Von einer Betriebsverlängerung für die französischen Kernanlagen dürfte auch die Schweizer Stromwirtschaft profitieren, sind gewisse Bezugsrechte doch an die Lebensdauer einzelner Reaktorblöcke geknüpft. Die französische Nuklearsicherheitsbehörde ASN hat bereits ihre Bereitschaft signalisiert, die Betriebsdauer der betreffenden Standorte zu verlängern, falls die technischen Voraussetzungen erfüllt sind. Das dürfte durchaus machbar sein, zumal etwa in den USA die Sicherheitsbehörden schon für die Hälfte der über hundert Reaktoren eine Lebensverlängerung auf sechzig Jahre erlaubt haben.
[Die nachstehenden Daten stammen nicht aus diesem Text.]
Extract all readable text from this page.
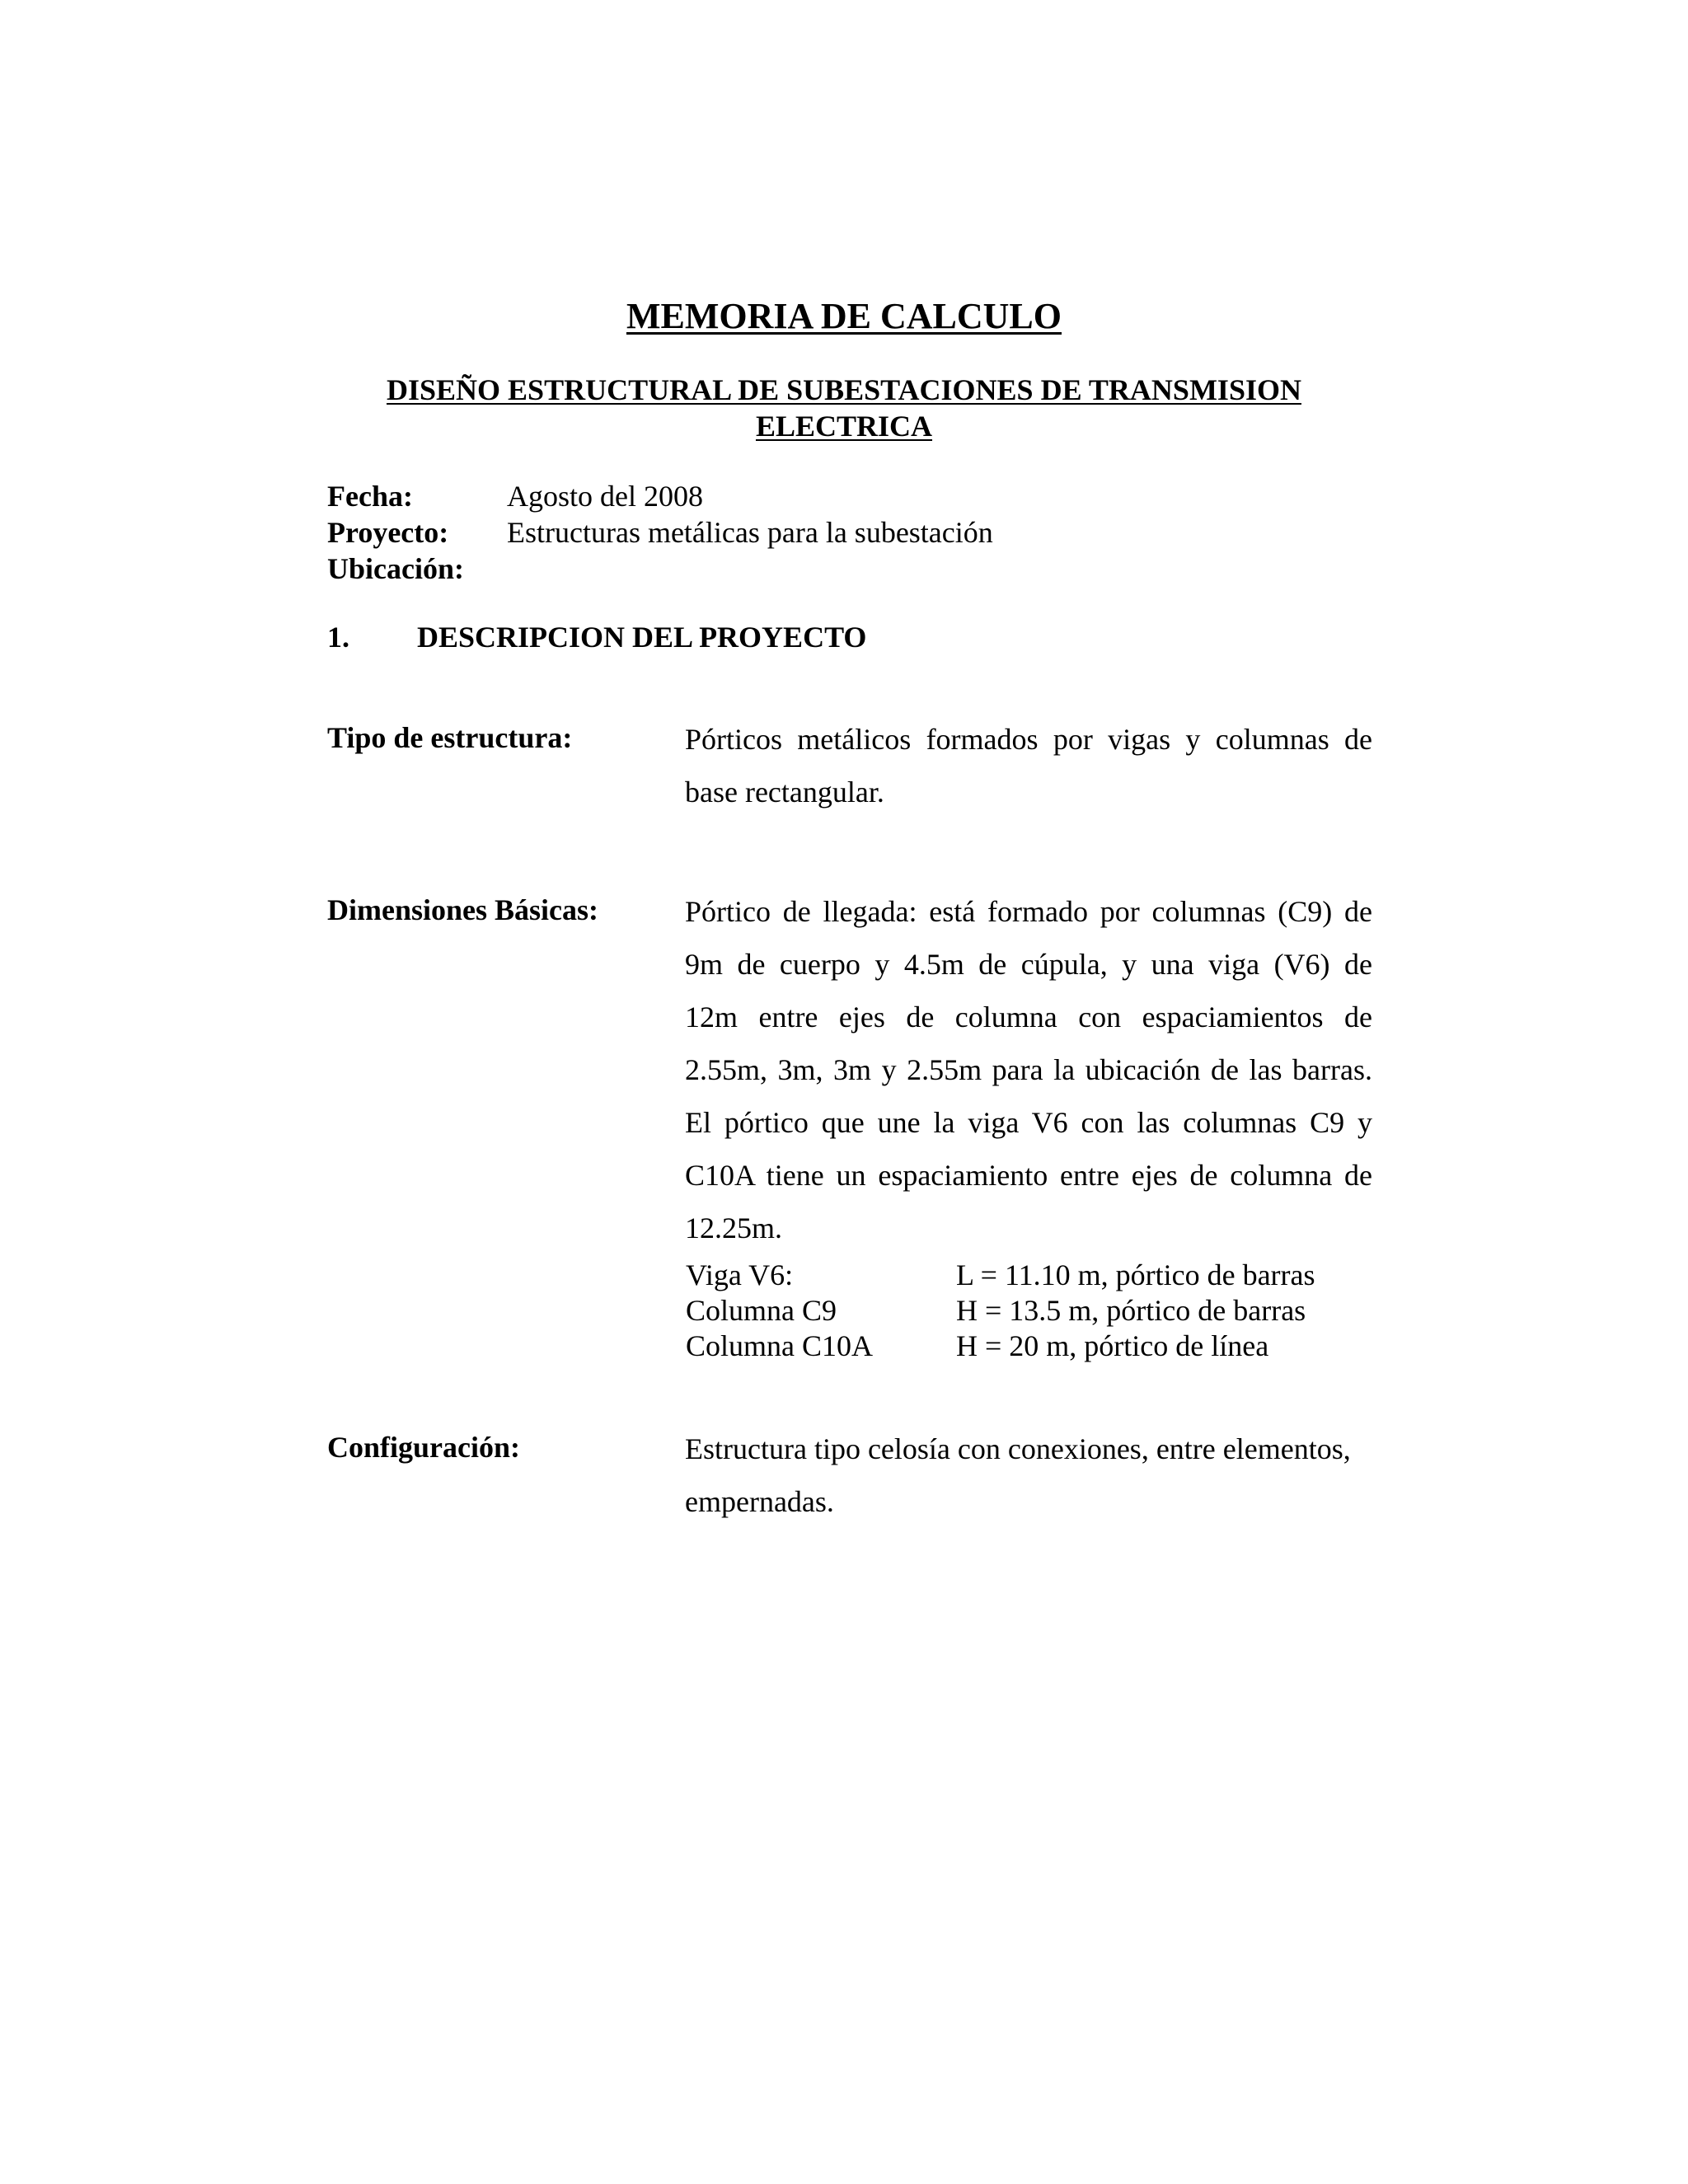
MEMORIA DE CALCULO
DISEÑO ESTRUCTURAL DE SUBESTACIONES DE TRANSMISION
ELECTRICA
Fecha:	Agosto del 2008
Proyecto: Estructuras metálicas para la subestación
Ubicación:
1. DESCRIPCION DEL PROYECTO
Tipo de estructura:	Pórticos metálicos formados por vigas y columnas de
base rectangular.
Dimensiones Básicas:	Pórtico de llegada: está formado por columnas (C9) de
9m de cuerpo y 4.5m de cúpula, y una viga (V6) de
12m entre ejes de columna con espaciamientos de
2.55m, 3m, 3m y 2.55m para la ubicación de las barras.
El pórtico que une la viga V6 con las columnas C9 y
C10A tiene un espaciamiento entre ejes de columna de
12.25m.
Viga V6:	L = 11.10 m, pórtico de barras
Columna C9	H = 13.5 m, pórtico de barras
Columna C10A	H = 20 m, pórtico de línea
Configuración:	Estructura tipo celosía con conexiones, entre elementos,
empernadas.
Die Nachrüstung der Reaktoren geht allerdings mit namhaften Investitionen in den Ersatz von Dampferzeugern, Generatoren und Transformatoren einher. Zudem will EDF den technischen Stand der Anlagen auf weltweites Spitzenniveau hieven, um den heimischen Kraftwerkpark im Zeichen der nuklearen Expansionsstrategie als mustergültiges Vorzeigeobjekt zu nutzen. Ausser Programmen für Fachkräfte zählen dazu auch verbesserte Zufahrtsstrassen oder ein neuer Farbanstrich der Gebäude. Nachdem die Gestehungskosten in Frankreich für Axpo im letzten Jahr bereits 5 bis 8% gestiegen sind, ist daher mit einer weiteren Zunahme zu rechnen.

Hinzu kommt, dass die französische Regierung keine Mühen scheut, die heimische Grossindustrie zu stützen. Viele Unternehmen hatten sich im Zug der Liberalisierung von den Stromlieferverträgen mit EDF gelöst und ihre Energie zu günstigeren Konditionen am freien Markt bezogen. Seither hat sich das Preisgefüge jedoch zu ihrem Nachteil verschoben, weshalb Paris ein Programm mit Namen TRTAM lanciert hat, das die Energiekosten der Industrie zulasten von Produzenten und Kleinkonsumenten vergünstigt. Mit Blick auf die Konjunkturflaute ist es daher gut möglich, dass Paris zu weiteren Massnahmen greift: "Die Franzosen sind kreativ, wenn es darum geht, zusätzliche Abgaben zu erfinden", befürchtet Axpo.

Bilaterale entscheidend

Alles in allem bringt das Engagement in Frankreich den Schweizer Stromkonzernen viele Vorteile. Unter anderem dient diese Energie für das Transitgeschäft mit Italien oder zur Bewirtschaftung der Speicherseen. Bleiben die Reaktoren der EDF länger am Netz, spricht das demnach auch für Stromvaloren wie Alpiq, EG Laufenburg oder BKW. Entscheidend ist aber, ob sich der privilegierte Zugriff auf die Stromleitungen aus Frankreich aufrechterhalten lässt. Das ist ein zentraler Punkt im Stromdossier der bilateralen Verhandlungen mit der EU. Gelingt es hier nicht, die Interessen der Schweiz zu wahren, könnten sich die Importe weit drastischer verteuern.